Chapters four and five detail the challenges still present and which await building the machines that can perform they way they are promised. Martin Ford describes the overpromising, but he also explains in clear language the problems in replicating the human brain and the learning systems that need to be built for robots to have an AI that acts as hype asserts. Ford interviews leading developers and experts on the science and challenges of AI, pointing both to what we have already learned and what is still unknown.

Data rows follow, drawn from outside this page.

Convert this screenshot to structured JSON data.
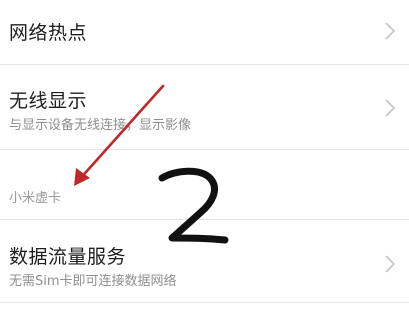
{
  "settings": {
    "hotspot": {
      "title": "网络热点",
      "icon": "chevron-right-icon"
    },
    "wireless_display": {
      "title": "无线显示",
      "subtitle": "与显示设备无线连接，显示影像",
      "icon": "chevron-right-icon"
    },
    "section_header": "小米虚卡",
    "data_service": {
      "title": "数据流量服务",
      "subtitle": "无需Sim卡即可连接数据网络",
      "icon": "chevron-right-icon"
    }
  },
  "annotation": {
    "step_number": "2",
    "arrow_color": "#c0282a",
    "ink_color": "#111111"
  }
}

Chapters six, seven, and right turn from utopia to dystopia. Robots and AI may set us free, but they could also un-employ us. Their great disruption will and is changing the economy, that comes with un- and underemployment. Robots and AI in the hand of sinister governments can be used in a nefarious way, used for spying and violations of civil liberties and democratic governance. Finally, and simply, as the conclusion points out, AI might never perform the way we hope, at least within the horizon of the present. Robots and AI will transform everything as the subtitle of the books declares, yet the transformation is ambiguous, and it could take many paths.

Martin Ford is one of the leading futurists when it comes to discussing the robotic and AI industries. One part of the book is singing the praise for these industries, and he passes along the excitement, promise, and hype in this book. But the reader will also like how he deflates some of the promises and exposes some of the huckerism and boosterism of modern-day Elmer Gantrys. This is a fun and informative book for those who want a good overview of the history, present, and future regarding what a world where robots might rule.